|
Texto Anterior | Próximo Texto | Índice
ANTONIO DELFIM NETTO
Luiz de
Freitas Bueno
Morreu no dia 7/3/2006, aos 84
anos, o professor Luiz de Freitas
Bueno. Formado em engenharia pelo
Mackenzie, foi o primeiro professor
de estatística geral e econômica da
FEA-USP. Inteligente, simpático e generoso, criou uma enorme legião de
amigos e foi o grande inspirador da
orientação quantitativa no estudo da
economia -que até hoje é uma importante característica da FEA-USP.

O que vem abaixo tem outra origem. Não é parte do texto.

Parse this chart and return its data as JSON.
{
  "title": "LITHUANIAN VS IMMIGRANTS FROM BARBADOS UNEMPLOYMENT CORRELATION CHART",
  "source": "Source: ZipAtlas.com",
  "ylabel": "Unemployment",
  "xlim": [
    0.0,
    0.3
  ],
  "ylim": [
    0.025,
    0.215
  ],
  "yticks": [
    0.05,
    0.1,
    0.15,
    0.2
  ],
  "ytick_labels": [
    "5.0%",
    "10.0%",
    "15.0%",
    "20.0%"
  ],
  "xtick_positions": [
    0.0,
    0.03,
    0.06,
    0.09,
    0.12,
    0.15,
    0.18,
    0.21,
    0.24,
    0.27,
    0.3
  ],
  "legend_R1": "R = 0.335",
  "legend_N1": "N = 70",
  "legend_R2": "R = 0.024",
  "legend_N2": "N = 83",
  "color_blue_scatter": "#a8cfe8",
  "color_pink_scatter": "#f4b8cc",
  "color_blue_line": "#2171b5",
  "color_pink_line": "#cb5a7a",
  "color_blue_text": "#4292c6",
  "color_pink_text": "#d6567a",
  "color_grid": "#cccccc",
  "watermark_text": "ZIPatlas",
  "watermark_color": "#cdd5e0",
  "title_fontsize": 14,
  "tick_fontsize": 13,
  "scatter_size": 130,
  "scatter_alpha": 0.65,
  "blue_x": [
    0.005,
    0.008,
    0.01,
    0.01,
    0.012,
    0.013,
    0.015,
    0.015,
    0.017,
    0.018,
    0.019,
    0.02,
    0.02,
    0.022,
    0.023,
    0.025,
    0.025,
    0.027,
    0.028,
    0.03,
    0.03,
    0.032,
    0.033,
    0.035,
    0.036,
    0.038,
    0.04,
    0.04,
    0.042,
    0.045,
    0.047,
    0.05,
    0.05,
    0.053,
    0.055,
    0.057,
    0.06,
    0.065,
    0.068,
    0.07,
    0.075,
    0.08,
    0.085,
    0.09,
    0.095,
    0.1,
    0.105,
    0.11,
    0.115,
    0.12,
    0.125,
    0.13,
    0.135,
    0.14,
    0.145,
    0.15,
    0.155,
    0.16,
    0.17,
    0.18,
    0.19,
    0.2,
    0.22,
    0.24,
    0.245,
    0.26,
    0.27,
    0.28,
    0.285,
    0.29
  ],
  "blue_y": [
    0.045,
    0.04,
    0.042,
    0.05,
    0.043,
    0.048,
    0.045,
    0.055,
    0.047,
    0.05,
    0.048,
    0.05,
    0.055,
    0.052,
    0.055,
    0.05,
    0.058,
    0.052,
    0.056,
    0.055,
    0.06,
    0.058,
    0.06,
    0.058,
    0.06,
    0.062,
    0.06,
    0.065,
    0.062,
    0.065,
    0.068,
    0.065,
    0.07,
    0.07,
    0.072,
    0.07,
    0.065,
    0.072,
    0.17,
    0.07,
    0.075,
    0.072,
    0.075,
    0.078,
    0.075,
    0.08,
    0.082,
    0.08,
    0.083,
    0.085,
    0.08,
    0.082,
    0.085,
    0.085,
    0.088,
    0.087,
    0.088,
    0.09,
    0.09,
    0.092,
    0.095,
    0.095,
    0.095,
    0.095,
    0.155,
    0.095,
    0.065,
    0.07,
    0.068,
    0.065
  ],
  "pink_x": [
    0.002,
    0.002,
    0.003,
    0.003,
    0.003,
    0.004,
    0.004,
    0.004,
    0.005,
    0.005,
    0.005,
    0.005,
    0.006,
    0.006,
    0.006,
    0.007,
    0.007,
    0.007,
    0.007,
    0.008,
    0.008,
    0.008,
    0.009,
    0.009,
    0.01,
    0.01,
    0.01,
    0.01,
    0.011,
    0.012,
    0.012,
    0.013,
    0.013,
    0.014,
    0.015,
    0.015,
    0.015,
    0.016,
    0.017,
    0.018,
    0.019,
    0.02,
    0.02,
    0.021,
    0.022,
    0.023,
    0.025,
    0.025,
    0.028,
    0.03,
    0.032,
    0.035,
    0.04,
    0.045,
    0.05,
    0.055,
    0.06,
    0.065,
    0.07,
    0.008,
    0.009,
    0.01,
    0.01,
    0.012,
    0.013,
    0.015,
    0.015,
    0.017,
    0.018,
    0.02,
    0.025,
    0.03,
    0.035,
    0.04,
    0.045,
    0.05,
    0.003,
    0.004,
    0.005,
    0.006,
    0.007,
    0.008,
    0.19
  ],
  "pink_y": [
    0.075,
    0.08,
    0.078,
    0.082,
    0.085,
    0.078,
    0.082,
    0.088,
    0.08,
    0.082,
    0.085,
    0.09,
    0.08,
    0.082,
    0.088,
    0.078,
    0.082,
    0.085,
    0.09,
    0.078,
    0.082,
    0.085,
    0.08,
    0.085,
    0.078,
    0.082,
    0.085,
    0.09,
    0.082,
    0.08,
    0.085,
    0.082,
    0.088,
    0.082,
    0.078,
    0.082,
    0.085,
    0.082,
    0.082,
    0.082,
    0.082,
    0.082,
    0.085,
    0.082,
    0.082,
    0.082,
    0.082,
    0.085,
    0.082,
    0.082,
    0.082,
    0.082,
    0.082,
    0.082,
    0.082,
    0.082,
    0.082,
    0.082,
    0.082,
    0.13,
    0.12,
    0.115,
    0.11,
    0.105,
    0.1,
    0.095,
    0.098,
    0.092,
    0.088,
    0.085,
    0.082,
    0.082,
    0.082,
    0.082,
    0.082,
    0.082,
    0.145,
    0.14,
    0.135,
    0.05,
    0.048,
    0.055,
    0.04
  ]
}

Como todos os nomeados no momento da instalação da escola, ele era
um autodidata com alguma proficiência na estatística elementar. As exceções eram dois magníficos professores: Paul Hugon, importado da França
para ministrar o curso de introdução à
economia, e Wilfred L. Stevens, vindo
da Inglaterra (via Portugal), que introduziu no Brasil a estatística fisheriana.
Nomeado, Bueno tratou de aprofundar-se no estudo da economia e da
estatística. Em 1946, no campo da economia, existiam dois manuais: um
americano (Frank A. Fetter, "The
Principles of Economics", 1904) e outro inglês (Alfred Marshall, "Principles of Economics", 1890), com dezenas de reedições que dominaram durante décadas o ensino. O primeiro,
mais institucional, sem nenhum uso
da matemática (com apenas um gráfico), foi o mais utilizado nos EUA até o
aparecimento do revolucionário
"Economics" (1948), de Samuelson,
que chegou ao Brasil no início dos
anos 50.
O segundo é o clássico que revolucionou o ensino da economia no
mundo. Marshall era originalmente
professor de matemática e acrescentou ao livro um apêndice matemático
que seduziu completamente o professor Bueno. "Tudo está em Marshall",
dizia-se em Cambridge e aceitava-se
no Brasil... Depois, ele se rendeu aos
italianos (Pareto e Amoroso) e a Walras, que construíram uma teoria econômica cópia da física clássica.
Na estatística (depois de Stevens),
ele abraçou a teoria fisheriana misturada com os avanços produzidos por
Haavelmo na construção da econometria, à qual ficou preso definitivamente. Com essa formação, a "revolução keynesiana" era absolutamente
ininteligível: ela chegou à FEA tardiamente, já nos anos 50, por via desidratada e matematizada, mas sem os seus
ingredientes fundamentais, a incerteza e as expectativas.
Bueno foi, antes de tudo, um grande
professor e um enorme ser humano:
didático, preparava cuidadosamente
suas aulas e as enriquecia com larga
bibliografia. Montou uma excelente
biblioteca, que hoje se encontra incorporada à da FEA.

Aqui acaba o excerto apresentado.